Waiting For Disney And Pixar To Do The Deed

We've all been waiting since October for Apple/Pixar's Steve Jobs and Disney's Robert Iger to finally escalate the coy eyelash-batting and game of footsie the two moguls publicly engaged in while presenting their iPod content partnership. Now, with rumors of a new deal between the companies, Pixar's stock price has swelled, leaving us all in breathless anticipation for the tongue-wrestling sure to accompany an official announcement about a studio sale (or some other union). Unfortunately, analysts have to spoil the prurient fun of a hypothetical consummation by asking the "big questions" about whether or not the whole thing is even a good idea.
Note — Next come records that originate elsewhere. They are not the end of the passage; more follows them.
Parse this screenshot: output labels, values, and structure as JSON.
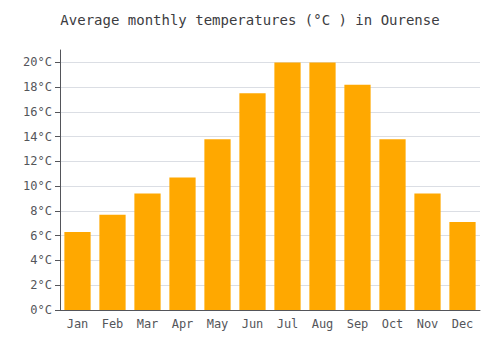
{
  "chart_data": {
    "type": "bar",
    "title": "Average monthly temperatures (°C ) in Ourense",
    "categories": [
      "Jan",
      "Feb",
      "Mar",
      "Apr",
      "May",
      "Jun",
      "Jul",
      "Aug",
      "Sep",
      "Oct",
      "Nov",
      "Dec"
    ],
    "values": [
      6.3,
      7.7,
      9.4,
      10.7,
      13.8,
      17.5,
      20.0,
      20.0,
      18.2,
      13.8,
      9.4,
      7.1
    ],
    "color": "#FFA800",
    "ylim": [
      0,
      21
    ],
    "yticks": [
      {
        "value": 0,
        "label": "0°C"
      },
      {
        "value": 2,
        "label": "2°C"
      },
      {
        "value": 4,
        "label": "4°C"
      },
      {
        "value": 6,
        "label": "6°C"
      },
      {
        "value": 8,
        "label": "8°C"
      },
      {
        "value": 10,
        "label": "10°C"
      },
      {
        "value": 12,
        "label": "12°C"
      },
      {
        "value": 14,
        "label": "14°C"
      },
      {
        "value": 16,
        "label": "16°C"
      },
      {
        "value": 18,
        "label": "18°C"
      },
      {
        "value": 20,
        "label": "20°C"
      }
    ],
    "grid": true
  }
}
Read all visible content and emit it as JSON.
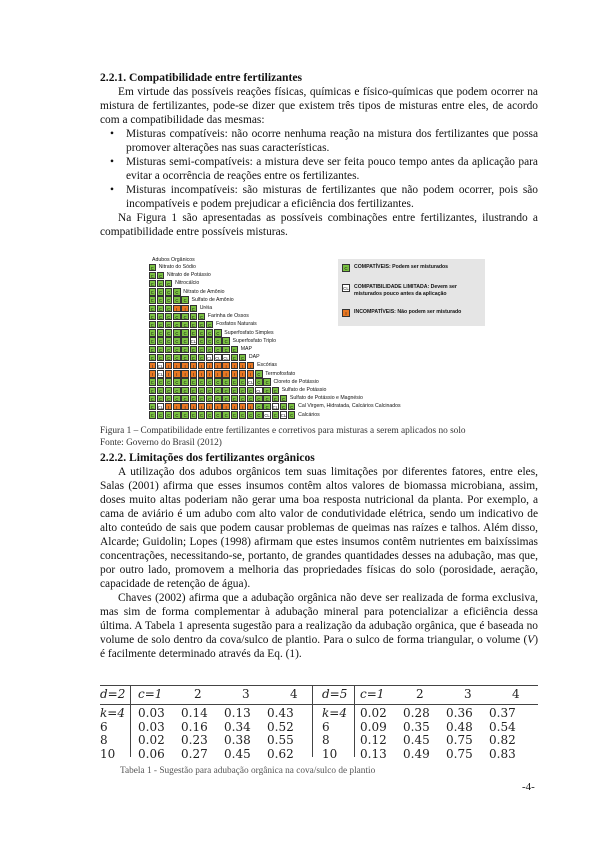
{
  "section1": {
    "heading": "2.2.1. Compatibilidade entre fertilizantes",
    "intro": "Em virtude das possíveis reações físicas, químicas e físico-químicas que podem ocorrer na mistura de fertilizantes, pode-se dizer que existem três tipos de misturas entre eles, de acordo com a compatibilidade das mesmas:",
    "bullets": [
      "Misturas compatíveis: não ocorre nenhuma reação na mistura dos fertilizantes que possa promover alterações nas suas características.",
      "Misturas semi-compatíveis: a mistura deve ser feita pouco tempo antes da aplicação para evitar a ocorrência de reações entre os fertilizantes.",
      "Misturas incompatíveis: são misturas de fertilizantes que não podem ocorrer, pois são incompatíveis e podem prejudicar a eficiência dos fertilizantes."
    ],
    "closing": "Na Figura 1 são apresentadas as possíveis combinações entre fertilizantes, ilustrando a compatibilidade entre possíveis misturas."
  },
  "figure1": {
    "matrix_title": "Adubos Orgânicos",
    "rows": [
      {
        "label": "Nitrato do Sódio",
        "cells": "C"
      },
      {
        "label": "Nitrato de Potássio",
        "cells": "CC"
      },
      {
        "label": "Nitrocálcio",
        "cells": "CCC"
      },
      {
        "label": "Nitrato de Amônio",
        "cells": "CCCC"
      },
      {
        "label": "Sulfato de Amônio",
        "cells": "CCCCC"
      },
      {
        "label": "Uréia",
        "cells": "CCCIIC"
      },
      {
        "label": "Farinha de Ossos",
        "cells": "CCCCCCC"
      },
      {
        "label": "Fosfatos Naturais",
        "cells": "CCCCCCCC"
      },
      {
        "label": "Superfosfato Simples",
        "cells": "CCCCCCCCC"
      },
      {
        "label": "Superfosfato Triplo",
        "cells": "CCCCCLCCCC"
      },
      {
        "label": "MAP",
        "cells": "CCCCCCCCCCC"
      },
      {
        "label": "DAP",
        "cells": "CCCCCCCLLLCC"
      },
      {
        "label": "Escórias",
        "cells": "ILIIIIIIIIIII"
      },
      {
        "label": "Termofosfato",
        "cells": "ILIIIIIIIIIIIC"
      },
      {
        "label": "Cloreto de Potássio",
        "cells": "CCCCCCCCCCCCLCC"
      },
      {
        "label": "Sulfato de Potássio",
        "cells": "CCCCCCCCCCCCCLCC"
      },
      {
        "label": "Sulfato de Potássio e Magnésio",
        "cells": "CCCCCCCCCCCCCCCCC"
      },
      {
        "label": "Cal Virgem, Hidratada, Calcários Calcinados",
        "cells": "CLIIIIIIIIIIICCLCC"
      },
      {
        "label": "Calcários",
        "cells": "CCCCCCCCCCCCCCLCLC"
      }
    ],
    "legend": [
      {
        "code": "C",
        "text": "COMPATÍVEIS: Podem ser misturados",
        "color": "#7ac142"
      },
      {
        "code": "CL",
        "text": "COMPATIBILIDADE LIMITADA: Devem ser misturados pouco antes da aplicação",
        "color": "#ffffff"
      },
      {
        "code": "I",
        "text": "INCOMPATÍVEIS: Não podem ser misturado",
        "color": "#e87722"
      }
    ],
    "caption": "Figura 1 – Compatibilidade entre fertilizantes e corretivos para misturas a serem aplicados no solo",
    "source": "Fonte: Governo do Brasil (2012)"
  },
  "section2": {
    "heading": "2.2.2. Limitações dos fertilizantes orgânicos",
    "para1": "A utilização dos adubos orgânicos tem suas limitações por diferentes fatores, entre eles, Salas (2001) afirma que esses insumos contêm altos valores de biomassa microbiana, assim, doses muito altas poderiam não gerar uma boa resposta nutricional da planta. Por exemplo, a cama de aviário é um adubo com alto valor de condutividade elétrica, sendo um indicativo de alto conteúdo de sais que podem causar problemas de queimas nas raízes e talhos. Além disso, Alcarde; Guidolin; Lopes (1998) afirmam que estes insumos contêm nutrientes em baixíssimas concentrações, necessitando-se, portanto, de grandes quantidades desses na adubação, mas que, por outro lado, promovem a melhoria das propriedades físicas do solo (porosidade, aeração, capacidade de retenção de água).",
    "para2_a": "Chaves (2002) afirma que a adubação orgânica não deve ser realizada de forma exclusiva, mas sim de forma complementar à adubação mineral para potencializar a eficiência dessa última. A Tabela 1 apresenta sugestão para a realização da adubação orgânica, que é baseada no volume de solo dentro da cova/sulco de plantio. Para o sulco de forma triangular, o volume (",
    "para2_var": "V",
    "para2_b": ") é facilmente determinado através da Eq. (1)."
  },
  "table1": {
    "left": {
      "d_label": "d=2",
      "c_label": "c=1",
      "cols": [
        "2",
        "3",
        "4"
      ],
      "rows": [
        {
          "k": "k=4",
          "vals": [
            "0.03",
            "0.14",
            "0.13",
            "0.43"
          ]
        },
        {
          "k": "6",
          "vals": [
            "0.03",
            "0.16",
            "0.34",
            "0.52"
          ]
        },
        {
          "k": "8",
          "vals": [
            "0.02",
            "0.23",
            "0.38",
            "0.55"
          ]
        },
        {
          "k": "10",
          "vals": [
            "0.06",
            "0.27",
            "0.45",
            "0.62"
          ]
        }
      ]
    },
    "right": {
      "d_label": "d=5",
      "c_label": "c=1",
      "cols": [
        "2",
        "3",
        "4"
      ],
      "rows": [
        {
          "k": "k=4",
          "vals": [
            "0.02",
            "0.28",
            "0.36",
            "0.37"
          ]
        },
        {
          "k": "6",
          "vals": [
            "0.09",
            "0.35",
            "0.48",
            "0.54"
          ]
        },
        {
          "k": "8",
          "vals": [
            "0.12",
            "0.45",
            "0.75",
            "0.82"
          ]
        },
        {
          "k": "10",
          "vals": [
            "0.13",
            "0.49",
            "0.75",
            "0.83"
          ]
        }
      ]
    },
    "caption": "Tabela 1 - Sugestão para adubação orgânica na cova/sulco de plantio"
  },
  "page_number": "-4-"
}
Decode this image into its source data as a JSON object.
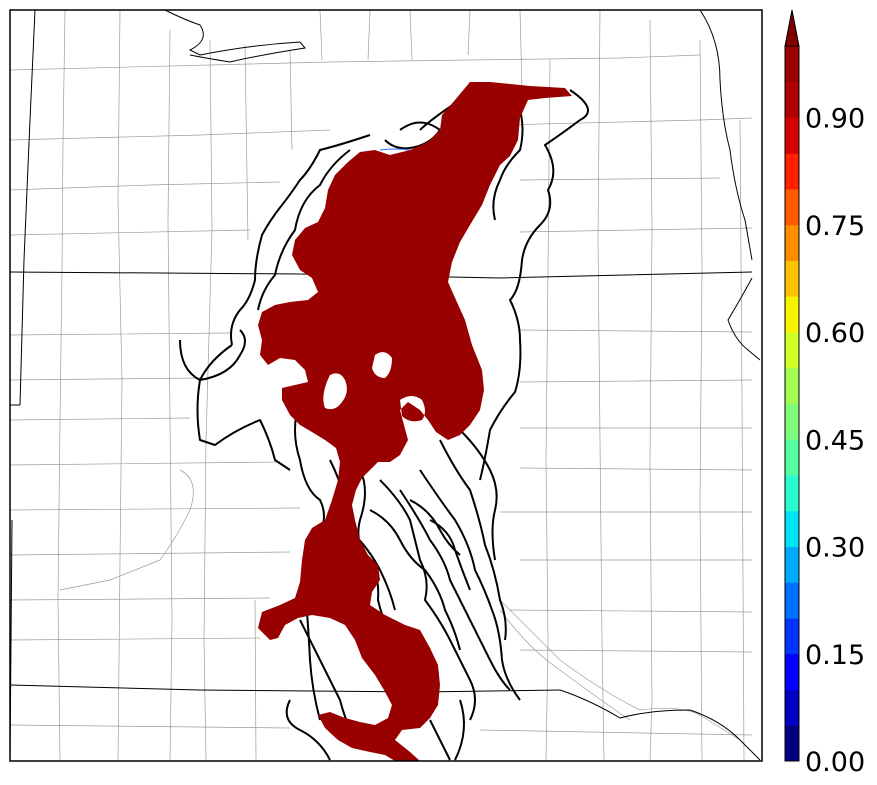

From the LAT:

"To the extent that Disney will pay $7 billion or more, it seems like an extremely large sum of money given that it already controls the sequel rights and existing films that Pixar created," independent media analyst Richard Greenfield said.


However, Greenfield added, much hinges on how confident Disney is in its upcoming slate of animated films.

"If you're scared that these films are going to be flops," Greenfield said, "maybe it's the right strategic decision."

No one can say for sure how Pixar-less sequels to The Incredibles or Toy Story might turn out, but if Disney's looking for an excuse to leap into Jobs' outstretched arms for animation-slate salvation, it should take a good, hard look at some mocked-up posters featuring Home on the Range and Treasure Planet's titles trailing Roman numerals.